The United Nations said Malaysia is where North Korean spy agents ships out battlefield radio equipment in violation of sanctions, from a company that has links in Singapore in an extensive network to cover up their activities, according to Reuters.
The Malaysian based company Called Glocom is operated by the Pyongyang branch of a Singapore-based company called Pan Systems, a draft U.N. report says, citing an invoice and other information it obtained.
Glocom is controlled by the Reconnaissance General Bureau, the North Korean intelligence agency tasked with overseas operations and weapons procurement, the report says, citing undisclosed information it obtained.
Glocom is operated by the Pyongyang branch of a Singapore-based company called Pan Systems, the draft U.N. report says, citing an invoice and other information it obtained.

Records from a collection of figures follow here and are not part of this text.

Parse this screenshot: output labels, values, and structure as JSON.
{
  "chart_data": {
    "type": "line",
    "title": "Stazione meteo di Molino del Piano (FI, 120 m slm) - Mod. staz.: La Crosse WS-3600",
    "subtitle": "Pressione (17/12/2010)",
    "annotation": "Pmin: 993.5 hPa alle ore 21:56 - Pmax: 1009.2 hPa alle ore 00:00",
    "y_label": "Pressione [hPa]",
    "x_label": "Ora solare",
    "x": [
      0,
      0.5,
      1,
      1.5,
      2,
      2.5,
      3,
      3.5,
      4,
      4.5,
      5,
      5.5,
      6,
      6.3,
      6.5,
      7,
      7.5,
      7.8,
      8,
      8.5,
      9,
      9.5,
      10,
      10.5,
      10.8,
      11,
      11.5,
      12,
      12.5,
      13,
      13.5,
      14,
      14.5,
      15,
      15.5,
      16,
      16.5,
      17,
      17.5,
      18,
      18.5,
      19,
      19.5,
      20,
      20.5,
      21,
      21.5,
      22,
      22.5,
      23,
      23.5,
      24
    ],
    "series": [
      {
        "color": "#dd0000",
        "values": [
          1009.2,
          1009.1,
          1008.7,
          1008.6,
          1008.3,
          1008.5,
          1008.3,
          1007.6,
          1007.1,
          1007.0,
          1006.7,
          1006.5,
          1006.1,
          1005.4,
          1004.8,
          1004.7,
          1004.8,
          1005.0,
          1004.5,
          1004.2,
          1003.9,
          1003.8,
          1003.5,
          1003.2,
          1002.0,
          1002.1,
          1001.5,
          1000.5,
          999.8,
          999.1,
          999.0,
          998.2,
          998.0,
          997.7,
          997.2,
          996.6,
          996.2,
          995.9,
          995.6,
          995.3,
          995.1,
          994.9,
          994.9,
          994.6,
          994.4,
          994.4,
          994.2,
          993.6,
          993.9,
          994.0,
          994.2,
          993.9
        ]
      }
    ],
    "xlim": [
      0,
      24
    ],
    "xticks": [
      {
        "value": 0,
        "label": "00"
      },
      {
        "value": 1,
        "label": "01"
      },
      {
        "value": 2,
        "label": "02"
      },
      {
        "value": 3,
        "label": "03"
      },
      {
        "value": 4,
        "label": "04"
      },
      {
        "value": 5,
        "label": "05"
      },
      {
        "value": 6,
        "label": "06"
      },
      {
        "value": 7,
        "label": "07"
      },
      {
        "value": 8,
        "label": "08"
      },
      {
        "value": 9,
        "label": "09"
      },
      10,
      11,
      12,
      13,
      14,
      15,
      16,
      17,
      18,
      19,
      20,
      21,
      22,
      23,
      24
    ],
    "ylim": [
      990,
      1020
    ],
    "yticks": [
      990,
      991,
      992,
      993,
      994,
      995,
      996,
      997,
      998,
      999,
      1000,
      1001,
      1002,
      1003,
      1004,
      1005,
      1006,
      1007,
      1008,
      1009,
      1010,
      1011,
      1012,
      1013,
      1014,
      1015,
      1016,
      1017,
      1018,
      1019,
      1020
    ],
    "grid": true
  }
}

In Singapore, though Pan Systems said the company used to have an office in Pyongyang from 1996 but officially ended relations with North Korea in 2010 and a Singaporean director was no longer in control of any business there, the North Koreans used the company as a front.
Reuters said one of the directors of Pan Systems, a North Korean citizen, frequently traveled to Singapore and Malaysia to meet with Pan Systems representatives, the draft U.N. report says.
The operations are run in the neighbourhood of “Little India”, behind an unmarked door on the second floor of a rundown building, at least on paper.
One of Glocom’s early partners in Malaysia was a prominent member of Malaysia’s ruling United Malays National Organisation (UMNO), who since 2014, has been listed as a director of International Golden Services.
As secretary of the UMNO youth wing’s international affairs bureau, the Umno member fostered political connections in the 1990s with countries, such as Iran, Libya and North Korea.
Glocom’s Little India address once housed a company owned by UMNO Youth, said Reuters.
The Malaysian director said he had been a Glocom business partner “many years back” and said it has been continuously controlled by several North Koreans,
Reuters said it saw documents drafted by the UN on the matter, and found that Glocom advertises over 30 radio systems for “military and paramilitary” organizations on its Malaysian website, glocom.com.my.
The draft U.N. report says the last July, an air shipment of North Korean military communications equipment, sent from China and bound for Eritrea, was intercepted in an unnamed country.
The seized equipment included 45 boxes of battlefield radios and accessories labeled “Glocom”, short for Global Communications Co.
U.N. resolution 1874, adopted in 2009, expanded the arms embargo against North Korea to include military equipment and all “related materiel”.
Malaysia is one of the few countries in the world which had strong ties with North Korea and their citizens can travel to each other’s countries without visas.
But those ties have begun to sour after North Korean leader Kim Jong Un’s estranged half-brother was murdered at Kuala Lumpur’s international airport on Feb 13.
On one trip in February 2014, the director of Pan Systems and two other North Koreans were detained in Malaysia for attempting to smuggle $450,000 through customs at Kuala Lumpur’s budget airport terminal, two sources with direct knowledge of the situation told Reuters.
The North Korean trio told Malaysian authorities they all worked for Pan Systems and the cash belonged to the North Korean embassy in Kuala Lumpur, according to the two sources.
The Malaysian Attorney General decided not to press charges because of insufficient evidence. A week later, the trio was allowed to travel, and the North Korean embassy claimed the cash.